Au rez-de-chaussée, l’unique bureau est occupé par la directrice Cindy-Ann Lacroix et l’agente de milieu Nathalie Lemay. Parfois, des poupons y font la sieste dans de petits parcs. Le reste de l’espace, cuisine et salon, est souvent animé par des activités de groupes alors que le sous-sol, où se tiennent également des ateliers, abrite aussi l’espace de travail de l’intervenante Anne-Marie Brassard. Une réalité qui pose problème lorsqu’il s’agit d’assurer la confidentialité des rencontres individuelles. Sans compter une augmentation de la clientèle et, avec elle, des listes d’attentes pour certains ateliers.

«Nous avons envisagé la possibilité d’agrandir, mais au lieu de débourser de l’argent pour des travaux, on a convenu qu’il était mieux d’investir dans l’achat d’un bâtiment plus fonctionnel», transmet Cindy-Ann Lacroix.
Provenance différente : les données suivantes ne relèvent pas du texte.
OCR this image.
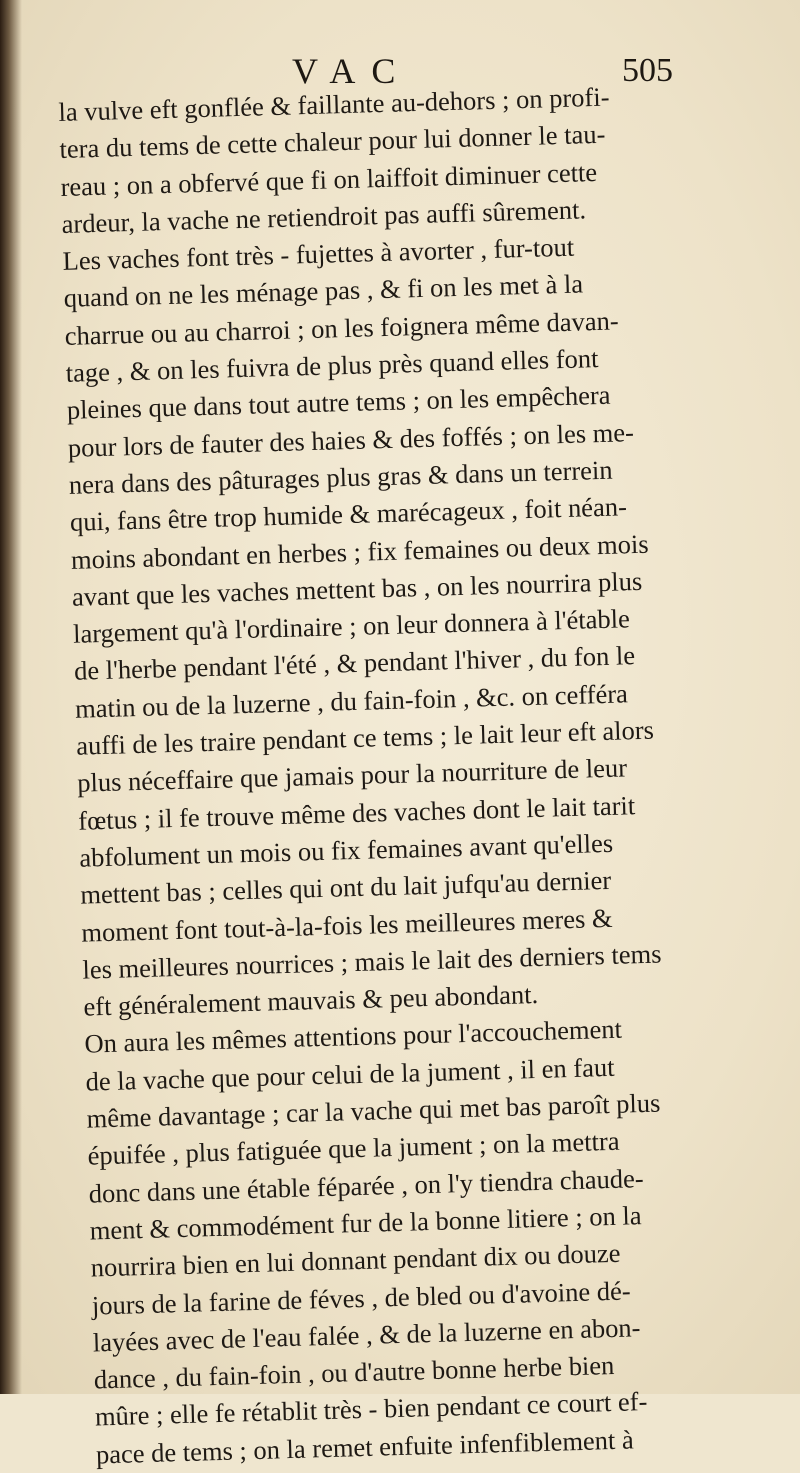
VAC	505
la vulve eft gonflée & faillante au-dehors ; on profi-
tera du tems de cette chaleur pour lui donner le tau-
reau ; on a obfervé que fi on laiffoit diminuer cette
ardeur, la vache ne retiendroit pas auffi sûrement.
Les vaches font très - fujettes à avorter , fur-tout
quand on ne les ménage pas , & fi on les met à la
charrue ou au charroi ; on les foignera même davan-
tage , & on les fuivra de plus près quand elles font
pleines que dans tout autre tems ; on les empêchera
pour lors de fauter des haies & des foffés ; on les me-
nera dans des pâturages plus gras & dans un terrein
qui, fans être trop humide & marécageux , foit néan-
moins abondant en herbes ; fix femaines ou deux mois
avant que les vaches mettent bas , on les nourrira plus
largement qu'à l'ordinaire ; on leur donnera à l'étable
de l'herbe pendant l'été , & pendant l'hiver , du fon le
matin ou de la luzerne , du fain-foin , &c. on cefféra
auffi de les traire pendant ce tems ; le lait leur eft alors
plus néceffaire que jamais pour la nourriture de leur
fœtus ; il fe trouve même des vaches dont le lait tarit
abfolument un mois ou fix femaines avant qu'elles
mettent bas ; celles qui ont du lait jufqu'au dernier
moment font tout-à-la-fois les meilleures meres &
les meilleures nourrices ; mais le lait des derniers tems
eft généralement mauvais & peu abondant.
On aura les mêmes attentions pour l'accouchement
de la vache que pour celui de la jument , il en faut
même davantage ; car la vache qui met bas paroît plus
épuifée , plus fatiguée que la jument ; on la mettra
donc dans une étable féparée , on l'y tiendra chaude-
ment & commodément fur de la bonne litiere ; on la
nourrira bien en lui donnant pendant dix ou douze
jours de la farine de féves , de bled ou d'avoine dé-
layées avec de l'eau falée , & de la luzerne en abon-
dance , du fain-foin , ou d'autre bonne herbe bien
mûre ; elle fe rétablit très - bien pendant ce court ef-
pace de tems ; on la remet enfuite infenfiblement à
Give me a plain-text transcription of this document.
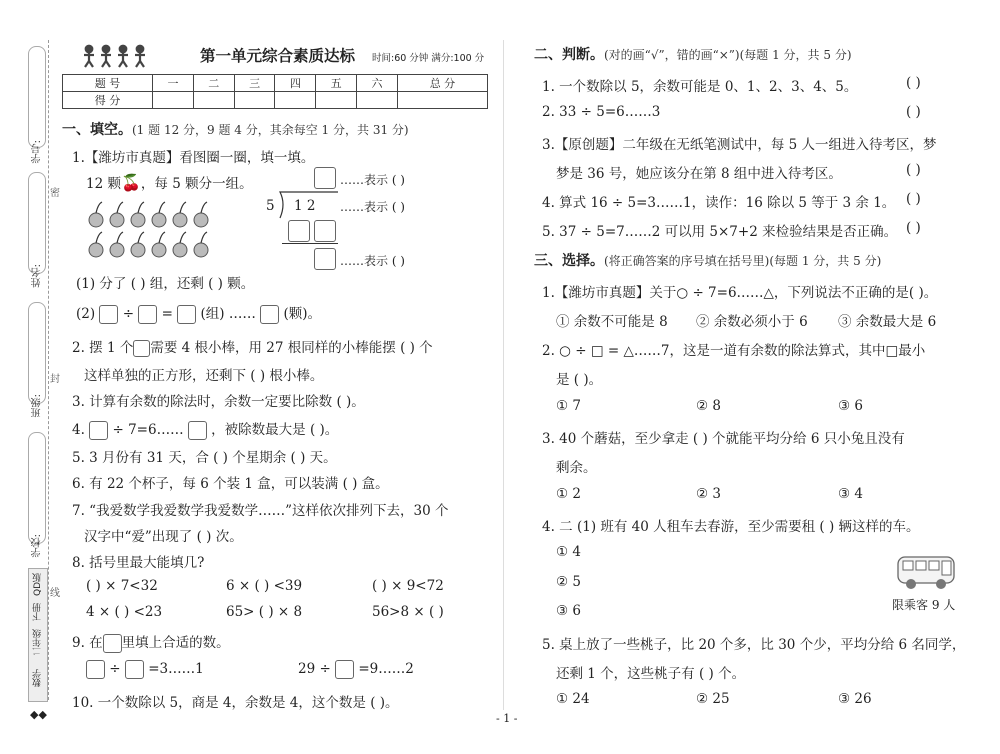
学号:
姓名:
班级:
学校:
密
封
线
QD版
下册
二年级
数学
◆◆
第一单元综合素质达标 时间:60 分钟 满分:100 分
题 号	一	二	三	四	五	六	总 分
得 分							
一、填空。(1 题 12 分，9 题 4 分，其余每空 1 分，共 31 分)
1.【潍坊市真题】看图圈一圈，填一填。
12 颗🍒，每 5 颗分一组。	……表示 ( )
5 1 2 ……表示 ( )
……表示 ( )
(1) 分了 ( ) 组，还剩 ( ) 颗。
(2) ÷ = (组) …… (颗)。
2. 摆 1 个 需要 4 根小棒，用 27 根同样的小棒能摆 ( ) 个
这样单独的正方形，还剩下 ( ) 根小棒。
3. 计算有余数的除法时，余数一定要比除数 ( )。
4. ÷ 7=6…… ，被除数最大是 ( )。
5. 3 月份有 31 天，合 ( ) 个星期余 ( ) 天。
6. 有 22 个杯子，每 6 个装 1 盒，可以装满 ( ) 盒。
7. “我爱数学我爱数学我爱数学……”这样依次排列下去，30 个
汉字中“爱”出现了 ( ) 次。
8. 括号里最大能填几?
( ) × 7<32	6 × ( ) <39	( ) × 9<72
4 × ( ) <23	65> ( ) × 8	56>8 × ( )
9. 在 里填上合适的数。
÷ =3……1	29 ÷ =9……2
10. 一个数除以 5，商是 4，余数是 4，这个数是 ( )。
二、判断。(对的画“√”，错的画“×”)(每题 1 分，共 5 分)
1. 一个数除以 5，余数可能是 0、1、2、3、4、5。	( )
2. 33 ÷ 5=6……3	( )
3.【原创题】二年级在无纸笔测试中，每 5 人一组进入待考区，梦
梦是 36 号，她应该分在第 8 组中进入待考区。	( )
4. 算式 16 ÷ 5=3……1，读作：16 除以 5 等于 3 余 1。 ( )
5. 37 ÷ 5=7……2 可以用 5×7+2 来检验结果是否正确。 ( )
三、选择。(将正确答案的序号填在括号里)(每题 1 分，共 5 分)
1.【潍坊市真题】关于○ ÷ 7=6……△，下列说法不正确的是( )。
① 余数不可能是 8 ② 余数必须小于 6 ③ 余数最大是 6
2. ○ ÷ □ = △……7，这是一道有余数的除法算式，其中□最小
是 ( )。
① 7	② 8	③ 6
3. 40 个蘑菇，至少拿走 ( ) 个就能平均分给 6 只小兔且没有
剩余。
① 2	② 3	③ 4
4. 二 (1) 班有 40 人租车去春游，至少需要租 ( ) 辆这样的车。
① 4
② 5
③ 6	限乘客 9 人
5. 桌上放了一些桃子，比 20 个多，比 30 个少，平均分给 6 名同学，
还剩 1 个，这些桃子有 ( ) 个。
① 24	② 25	③ 26
- 1 -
«Ce n’est pas du luxe, on a vraiment besoin d’espace, de plus de locaux en fait. La ressource est plus connue et on veut répondre aux besoins grandissants. Avec des locaux supplémentaires, on pourrait offrir plus d’ateliers en même temps. En ce moment, même si on voulait embaucher une personne de plus, on n’a pas l’espace disponible», fait valoir Nathalie Lemay.

Et si on peut prévoir sa participation à un atelier, c’est impossible en cas de besoins urgents. «Une famille qui arrive ici en détresse ne peut être mise sur une liste d’attente. Ses besoins sont ici maintenant, avec tout l’aspect confidentiel que ça demande», transmet Annick Claude, présidente du conseil d’administration de la Maison de la famille du Granit.

Cette dernière ajoute qu’il importe aussi pour la ressource de prévoir le coup, dans la foulée des actions menées en lien avec le Défi 2025. Une initiative qui vise une augmentation de la population dans la région, laquelle passe par une hausse du nombre de familles, donc de demandes auprès de la MFG.

C’est en octobre qu’il a été décidé de vendre l’actuel bâtiment de la Maison de la famille, résultante d’une réflexion amorcée il y a quelques mois. Certaines propriétés actuellement sur le marché ont déjà été visitées et le travail en ce sens se poursuit. Parmi les critères requis, l’accessibilité, la sécurité et la présence d’une cour extérieure. Idéalement, on souhaite une relocalisation pour le printemps 2018.

En plus de sa mission de soutien au rôle parental, la MFG est aussi lieu de prédilection pour les mamans en congé de maternité et un milieu d’accueil pour les familles nouvellement arrivées en région, bref un endroit où se ressourcer et socialiser. «On répond aux besoins dans la mesure du possible, en partant de la base et en s’adaptant aux réalités changeantes. Nos futurs locaux nous permettront de faire différemment et mieux, d’élargir les possibilités. On ne fera pas 50 activités de plus mais elles seront mieux adaptées aux besoins», laisse entendre Nathalie Lemay.